General techniques used by researchers include learning by mimicking the behaviour desired, learning through accurate simulations, better algorithm design and demonstrations and, most popularly used, training the agents on a reward and punishment mechanism. Since the agent is rewarded for correct actions and punished for incorrect ones, it is trained to maximise the right ones. 

Sparse rewards

The reward technique discussed in the previous point is not foolproof. Since the rewards are sparsely distributed in the environment, a possible issue is an agent not observing the situation enough to notice the reward signals and maximise specific actions. This also occurs when the environment cannot provide reward signals in time; for instance, in many situations, the agent receives a green flag only when it is close enough to the target. 

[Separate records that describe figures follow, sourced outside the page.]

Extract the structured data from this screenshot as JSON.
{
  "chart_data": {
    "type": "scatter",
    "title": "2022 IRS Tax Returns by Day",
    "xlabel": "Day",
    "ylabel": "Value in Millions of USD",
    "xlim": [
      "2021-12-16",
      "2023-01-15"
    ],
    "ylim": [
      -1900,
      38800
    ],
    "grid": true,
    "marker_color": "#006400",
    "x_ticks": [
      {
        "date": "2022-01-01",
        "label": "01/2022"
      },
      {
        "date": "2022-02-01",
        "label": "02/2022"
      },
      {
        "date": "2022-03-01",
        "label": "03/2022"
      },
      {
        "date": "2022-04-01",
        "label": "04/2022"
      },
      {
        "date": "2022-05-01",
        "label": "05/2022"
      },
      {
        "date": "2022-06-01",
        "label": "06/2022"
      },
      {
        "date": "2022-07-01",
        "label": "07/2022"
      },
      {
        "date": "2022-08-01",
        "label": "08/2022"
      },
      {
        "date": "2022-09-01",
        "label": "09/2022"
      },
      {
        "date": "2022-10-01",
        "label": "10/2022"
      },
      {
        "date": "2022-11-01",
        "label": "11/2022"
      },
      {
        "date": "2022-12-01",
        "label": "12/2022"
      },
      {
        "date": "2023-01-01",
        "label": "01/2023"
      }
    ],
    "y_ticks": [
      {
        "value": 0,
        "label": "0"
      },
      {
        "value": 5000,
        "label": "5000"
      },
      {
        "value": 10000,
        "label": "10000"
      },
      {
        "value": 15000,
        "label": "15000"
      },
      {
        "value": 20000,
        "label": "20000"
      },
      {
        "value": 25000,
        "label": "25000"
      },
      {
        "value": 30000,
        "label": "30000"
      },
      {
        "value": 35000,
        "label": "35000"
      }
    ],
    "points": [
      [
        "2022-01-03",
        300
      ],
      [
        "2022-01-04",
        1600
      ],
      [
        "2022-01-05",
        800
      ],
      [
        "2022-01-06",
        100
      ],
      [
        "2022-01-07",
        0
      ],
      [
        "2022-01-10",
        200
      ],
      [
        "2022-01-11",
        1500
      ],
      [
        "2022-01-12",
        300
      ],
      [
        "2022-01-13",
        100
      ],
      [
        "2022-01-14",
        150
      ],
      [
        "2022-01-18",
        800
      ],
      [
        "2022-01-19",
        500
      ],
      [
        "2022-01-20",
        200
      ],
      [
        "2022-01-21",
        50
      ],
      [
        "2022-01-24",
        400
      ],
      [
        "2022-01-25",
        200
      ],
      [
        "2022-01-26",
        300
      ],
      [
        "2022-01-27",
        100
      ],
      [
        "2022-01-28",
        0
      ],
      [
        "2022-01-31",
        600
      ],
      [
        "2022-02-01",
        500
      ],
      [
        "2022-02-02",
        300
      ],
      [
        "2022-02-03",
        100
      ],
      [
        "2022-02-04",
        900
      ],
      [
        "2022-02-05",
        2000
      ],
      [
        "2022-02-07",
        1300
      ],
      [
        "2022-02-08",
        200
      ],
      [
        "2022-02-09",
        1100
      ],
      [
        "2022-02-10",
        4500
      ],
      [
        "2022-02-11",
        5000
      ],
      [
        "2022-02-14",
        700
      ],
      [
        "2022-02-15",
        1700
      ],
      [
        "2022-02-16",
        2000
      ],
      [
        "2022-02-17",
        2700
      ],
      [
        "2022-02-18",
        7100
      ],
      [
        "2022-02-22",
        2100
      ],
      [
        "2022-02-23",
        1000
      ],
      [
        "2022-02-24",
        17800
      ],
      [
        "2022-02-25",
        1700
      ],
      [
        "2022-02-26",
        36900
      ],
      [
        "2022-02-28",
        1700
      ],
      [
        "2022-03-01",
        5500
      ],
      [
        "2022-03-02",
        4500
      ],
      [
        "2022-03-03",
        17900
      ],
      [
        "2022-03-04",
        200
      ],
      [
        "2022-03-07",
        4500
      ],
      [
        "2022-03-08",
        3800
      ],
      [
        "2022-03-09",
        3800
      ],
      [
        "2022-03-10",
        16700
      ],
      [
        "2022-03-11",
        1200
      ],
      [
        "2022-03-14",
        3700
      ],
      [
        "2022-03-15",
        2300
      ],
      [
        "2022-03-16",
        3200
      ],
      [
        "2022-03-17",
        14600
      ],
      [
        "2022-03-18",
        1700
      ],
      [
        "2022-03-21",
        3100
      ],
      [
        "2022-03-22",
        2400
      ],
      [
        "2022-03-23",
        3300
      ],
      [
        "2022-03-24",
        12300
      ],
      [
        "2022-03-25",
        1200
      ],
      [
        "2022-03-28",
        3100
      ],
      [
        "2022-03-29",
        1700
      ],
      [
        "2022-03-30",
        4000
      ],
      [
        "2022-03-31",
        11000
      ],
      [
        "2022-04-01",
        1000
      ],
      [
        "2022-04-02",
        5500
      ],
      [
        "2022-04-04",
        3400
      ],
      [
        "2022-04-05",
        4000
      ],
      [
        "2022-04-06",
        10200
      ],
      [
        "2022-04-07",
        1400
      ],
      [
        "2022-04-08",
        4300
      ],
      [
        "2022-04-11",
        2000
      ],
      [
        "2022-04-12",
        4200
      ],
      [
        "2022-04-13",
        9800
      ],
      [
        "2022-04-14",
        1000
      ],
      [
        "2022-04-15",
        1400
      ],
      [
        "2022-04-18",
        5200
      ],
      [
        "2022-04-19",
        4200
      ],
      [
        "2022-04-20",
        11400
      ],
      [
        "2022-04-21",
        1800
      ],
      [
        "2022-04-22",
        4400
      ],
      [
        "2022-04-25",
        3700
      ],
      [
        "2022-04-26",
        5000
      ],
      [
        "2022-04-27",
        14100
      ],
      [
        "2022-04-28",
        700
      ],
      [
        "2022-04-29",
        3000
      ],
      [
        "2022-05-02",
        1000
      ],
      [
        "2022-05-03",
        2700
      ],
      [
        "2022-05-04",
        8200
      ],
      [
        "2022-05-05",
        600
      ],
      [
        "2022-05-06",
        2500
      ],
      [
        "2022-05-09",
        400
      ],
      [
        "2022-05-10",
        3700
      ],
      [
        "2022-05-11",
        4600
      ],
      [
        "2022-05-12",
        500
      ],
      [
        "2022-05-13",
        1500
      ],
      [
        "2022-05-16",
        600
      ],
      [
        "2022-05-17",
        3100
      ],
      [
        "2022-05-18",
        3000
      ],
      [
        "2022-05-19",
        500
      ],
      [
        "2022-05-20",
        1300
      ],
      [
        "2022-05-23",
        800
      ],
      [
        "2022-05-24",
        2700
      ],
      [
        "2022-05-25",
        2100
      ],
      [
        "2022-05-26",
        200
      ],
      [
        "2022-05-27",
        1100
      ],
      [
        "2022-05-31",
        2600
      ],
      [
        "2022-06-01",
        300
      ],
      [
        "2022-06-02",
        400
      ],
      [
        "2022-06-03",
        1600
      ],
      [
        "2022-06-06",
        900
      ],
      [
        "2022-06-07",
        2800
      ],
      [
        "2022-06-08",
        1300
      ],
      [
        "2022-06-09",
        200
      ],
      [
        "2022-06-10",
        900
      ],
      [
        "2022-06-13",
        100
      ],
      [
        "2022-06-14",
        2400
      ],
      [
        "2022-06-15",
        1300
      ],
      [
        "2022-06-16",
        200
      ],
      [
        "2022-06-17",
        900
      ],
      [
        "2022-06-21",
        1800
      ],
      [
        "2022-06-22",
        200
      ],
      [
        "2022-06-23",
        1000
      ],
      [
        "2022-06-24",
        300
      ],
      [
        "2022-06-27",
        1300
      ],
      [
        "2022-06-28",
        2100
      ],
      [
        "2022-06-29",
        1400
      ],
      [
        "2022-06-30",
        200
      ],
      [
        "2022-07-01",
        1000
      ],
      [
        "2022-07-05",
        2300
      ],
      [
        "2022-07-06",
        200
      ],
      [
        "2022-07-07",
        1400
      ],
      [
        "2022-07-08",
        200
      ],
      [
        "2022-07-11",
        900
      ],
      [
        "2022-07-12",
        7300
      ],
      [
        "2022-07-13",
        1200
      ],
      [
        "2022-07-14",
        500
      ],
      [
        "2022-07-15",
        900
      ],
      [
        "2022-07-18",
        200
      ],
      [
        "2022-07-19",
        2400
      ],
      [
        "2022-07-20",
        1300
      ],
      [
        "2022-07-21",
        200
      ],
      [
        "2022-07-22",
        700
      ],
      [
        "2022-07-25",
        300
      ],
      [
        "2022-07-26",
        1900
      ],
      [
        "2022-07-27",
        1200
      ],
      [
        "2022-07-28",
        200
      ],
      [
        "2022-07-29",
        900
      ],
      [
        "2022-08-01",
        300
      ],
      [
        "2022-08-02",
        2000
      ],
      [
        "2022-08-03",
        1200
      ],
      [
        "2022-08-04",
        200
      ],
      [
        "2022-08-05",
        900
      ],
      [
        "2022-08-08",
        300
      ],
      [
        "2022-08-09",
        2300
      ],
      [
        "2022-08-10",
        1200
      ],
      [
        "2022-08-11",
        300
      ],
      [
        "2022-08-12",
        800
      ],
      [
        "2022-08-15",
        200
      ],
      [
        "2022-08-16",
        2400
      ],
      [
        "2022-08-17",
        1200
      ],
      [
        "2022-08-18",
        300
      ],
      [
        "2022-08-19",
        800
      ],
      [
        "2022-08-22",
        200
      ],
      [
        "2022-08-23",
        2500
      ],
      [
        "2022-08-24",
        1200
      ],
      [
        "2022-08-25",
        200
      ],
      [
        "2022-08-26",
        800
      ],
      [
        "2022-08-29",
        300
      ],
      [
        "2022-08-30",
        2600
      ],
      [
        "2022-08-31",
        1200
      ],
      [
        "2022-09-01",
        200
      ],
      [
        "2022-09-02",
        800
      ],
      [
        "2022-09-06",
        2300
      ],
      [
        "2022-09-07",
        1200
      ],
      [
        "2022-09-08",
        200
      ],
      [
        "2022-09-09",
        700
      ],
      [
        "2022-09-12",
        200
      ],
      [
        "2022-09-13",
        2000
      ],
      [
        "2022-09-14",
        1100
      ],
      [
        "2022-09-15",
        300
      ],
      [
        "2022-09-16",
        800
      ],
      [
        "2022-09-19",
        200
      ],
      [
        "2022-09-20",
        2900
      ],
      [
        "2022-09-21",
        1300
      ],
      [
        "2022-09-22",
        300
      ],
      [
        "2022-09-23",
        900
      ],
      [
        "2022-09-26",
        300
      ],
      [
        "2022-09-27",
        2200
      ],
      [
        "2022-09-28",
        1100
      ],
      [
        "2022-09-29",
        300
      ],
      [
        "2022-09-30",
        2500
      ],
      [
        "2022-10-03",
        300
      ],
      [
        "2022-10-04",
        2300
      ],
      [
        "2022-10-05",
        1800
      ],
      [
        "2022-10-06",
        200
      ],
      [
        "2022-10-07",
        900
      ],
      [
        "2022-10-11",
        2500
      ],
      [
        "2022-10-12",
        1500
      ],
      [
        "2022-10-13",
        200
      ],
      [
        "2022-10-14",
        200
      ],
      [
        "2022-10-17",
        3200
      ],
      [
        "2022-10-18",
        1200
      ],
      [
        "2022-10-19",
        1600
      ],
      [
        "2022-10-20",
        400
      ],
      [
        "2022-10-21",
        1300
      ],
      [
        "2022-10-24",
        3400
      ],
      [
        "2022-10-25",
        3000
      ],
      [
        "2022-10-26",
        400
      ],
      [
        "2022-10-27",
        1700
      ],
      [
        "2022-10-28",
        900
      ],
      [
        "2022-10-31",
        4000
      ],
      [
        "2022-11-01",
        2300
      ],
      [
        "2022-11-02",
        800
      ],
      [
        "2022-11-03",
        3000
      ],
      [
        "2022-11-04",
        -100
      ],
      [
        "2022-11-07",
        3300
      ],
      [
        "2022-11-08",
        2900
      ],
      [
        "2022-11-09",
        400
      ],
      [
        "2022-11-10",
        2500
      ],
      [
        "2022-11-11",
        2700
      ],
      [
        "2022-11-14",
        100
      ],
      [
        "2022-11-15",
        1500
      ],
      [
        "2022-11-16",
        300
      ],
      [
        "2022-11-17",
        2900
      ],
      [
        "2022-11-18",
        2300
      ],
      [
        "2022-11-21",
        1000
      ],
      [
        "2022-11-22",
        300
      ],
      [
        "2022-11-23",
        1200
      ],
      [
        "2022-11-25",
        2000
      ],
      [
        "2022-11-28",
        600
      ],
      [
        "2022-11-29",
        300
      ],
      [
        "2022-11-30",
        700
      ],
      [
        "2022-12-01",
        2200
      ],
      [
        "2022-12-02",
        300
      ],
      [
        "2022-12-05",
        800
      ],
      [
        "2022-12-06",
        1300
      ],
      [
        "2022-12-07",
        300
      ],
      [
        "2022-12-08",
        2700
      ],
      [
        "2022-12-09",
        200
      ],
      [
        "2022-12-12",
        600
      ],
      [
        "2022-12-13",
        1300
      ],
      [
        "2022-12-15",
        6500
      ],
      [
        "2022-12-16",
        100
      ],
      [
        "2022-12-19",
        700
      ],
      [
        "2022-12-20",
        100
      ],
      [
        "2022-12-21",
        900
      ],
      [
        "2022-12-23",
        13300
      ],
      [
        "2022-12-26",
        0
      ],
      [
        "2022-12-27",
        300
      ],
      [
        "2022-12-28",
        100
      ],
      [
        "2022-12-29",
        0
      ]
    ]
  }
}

Curiosity-driven methods are widely used to encourage the agent to explore the environment and learn to tackle tasks in it. The researchers in the paper ‘Curiosity-driven exploration by self-supervised prediction’ proposed an Intrinsic Curiosity Module (ICM) to support the agent in exploration and prompt it to choose actions based on reduced errors. Another approach is curriculum learning, where the agent is presented with various tasks in ascending order of complexity. This imitates the learning order of humans. 

Offline reinforcement

While in real RL, the agent incrementally improves its policy with new experiences, offline RL works on a fixed set of logged experiences with minimal interaction with the environment. This method eliminates the need for repeated training of AI agents to scale. Still, it proposes the challenge where if the model, which is being trained with an existing dataset, takes action different from the data collection agent, one cannot determine the reward provided to the learning model.

Another issue, as suggested by Google AI, is the distributional shift. This occurs when the RL algorithms must learn to make decisions that differ from the decisions taken in the dataset to improve over the historical data. 

The team developed a solution for this, an offline RL algorithm ‘conservative Q-learning (CQL)’, that guards “against overestimation while avoiding explicit construction of a separate behaviour model and without using importance weights.” Researchers have also found that online RL agents work well in the offline setting with sufficiently diverse datasets.